Each day starts with students taking the animals for a bath in the river. Elephants ease their way into the water because they love to soak in the river. Students are required to observe the animal's behaviour. They also spend some time in the classroom learning elephant anatomy, universal commands, elephant riding as well as environmental conservation.
 
Foreign men and women live in lodges in the forest and often prepare herbal cures for sick elephants. They work together happily and attentively, as if they were real mahouts.
 
During short breaks and lunch time, some participants stay close to the animals and spend their time frolicking with the beasts.
" Real mahouts pass on their experiences to the students without formal manuals or textbooks," Ms Saengduen said.
 
At the end, some of the students are reluctant to leave because of the fulfiling memories derived from spending time with the elephants in the forest. All have developed a strong bond with their charges. Yale and Oxford universities are also keep on the training programme and recently sent students and lecturers to join the courses.

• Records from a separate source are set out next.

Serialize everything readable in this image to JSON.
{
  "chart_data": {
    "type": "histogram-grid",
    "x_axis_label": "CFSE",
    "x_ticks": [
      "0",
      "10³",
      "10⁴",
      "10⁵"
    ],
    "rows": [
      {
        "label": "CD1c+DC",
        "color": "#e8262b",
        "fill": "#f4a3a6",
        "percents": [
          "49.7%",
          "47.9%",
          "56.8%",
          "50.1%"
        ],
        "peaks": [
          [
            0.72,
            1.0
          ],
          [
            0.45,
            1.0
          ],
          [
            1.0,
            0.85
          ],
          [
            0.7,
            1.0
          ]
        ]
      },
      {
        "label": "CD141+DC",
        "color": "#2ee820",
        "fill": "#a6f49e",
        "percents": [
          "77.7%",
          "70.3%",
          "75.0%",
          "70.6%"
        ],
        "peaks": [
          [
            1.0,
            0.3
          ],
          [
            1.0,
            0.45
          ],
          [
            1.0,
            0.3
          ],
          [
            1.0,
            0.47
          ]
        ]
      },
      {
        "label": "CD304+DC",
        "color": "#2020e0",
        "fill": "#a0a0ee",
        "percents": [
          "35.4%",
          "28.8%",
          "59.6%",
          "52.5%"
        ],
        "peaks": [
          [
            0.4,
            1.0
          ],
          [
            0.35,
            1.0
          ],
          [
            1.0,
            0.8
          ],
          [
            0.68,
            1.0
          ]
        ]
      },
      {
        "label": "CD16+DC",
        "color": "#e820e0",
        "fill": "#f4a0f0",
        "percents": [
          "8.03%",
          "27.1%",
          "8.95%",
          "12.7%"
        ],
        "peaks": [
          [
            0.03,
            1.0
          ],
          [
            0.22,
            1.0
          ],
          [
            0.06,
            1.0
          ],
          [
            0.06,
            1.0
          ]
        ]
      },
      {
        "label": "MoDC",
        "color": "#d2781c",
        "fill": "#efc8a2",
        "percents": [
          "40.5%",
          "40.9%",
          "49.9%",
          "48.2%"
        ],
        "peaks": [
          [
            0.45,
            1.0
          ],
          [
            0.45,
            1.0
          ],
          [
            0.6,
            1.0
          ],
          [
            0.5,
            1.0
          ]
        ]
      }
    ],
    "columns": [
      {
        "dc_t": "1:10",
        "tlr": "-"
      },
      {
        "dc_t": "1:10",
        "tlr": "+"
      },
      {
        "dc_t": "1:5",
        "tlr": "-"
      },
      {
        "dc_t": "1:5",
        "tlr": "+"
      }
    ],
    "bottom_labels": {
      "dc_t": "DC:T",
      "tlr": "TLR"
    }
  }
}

If elephants can develop feelings of envy, perhaps they would be jealous of their well-fed peers at the camp. Many clephants have no role in today's society because of the ban on logging. Some are taken off to urban zoos while the less fortunate are taken to city streets by their mahouts to sell fruits to tourists.
 
Even though elephants are unable to live freely in the wild, they still have a right to live 'safely' on this planet.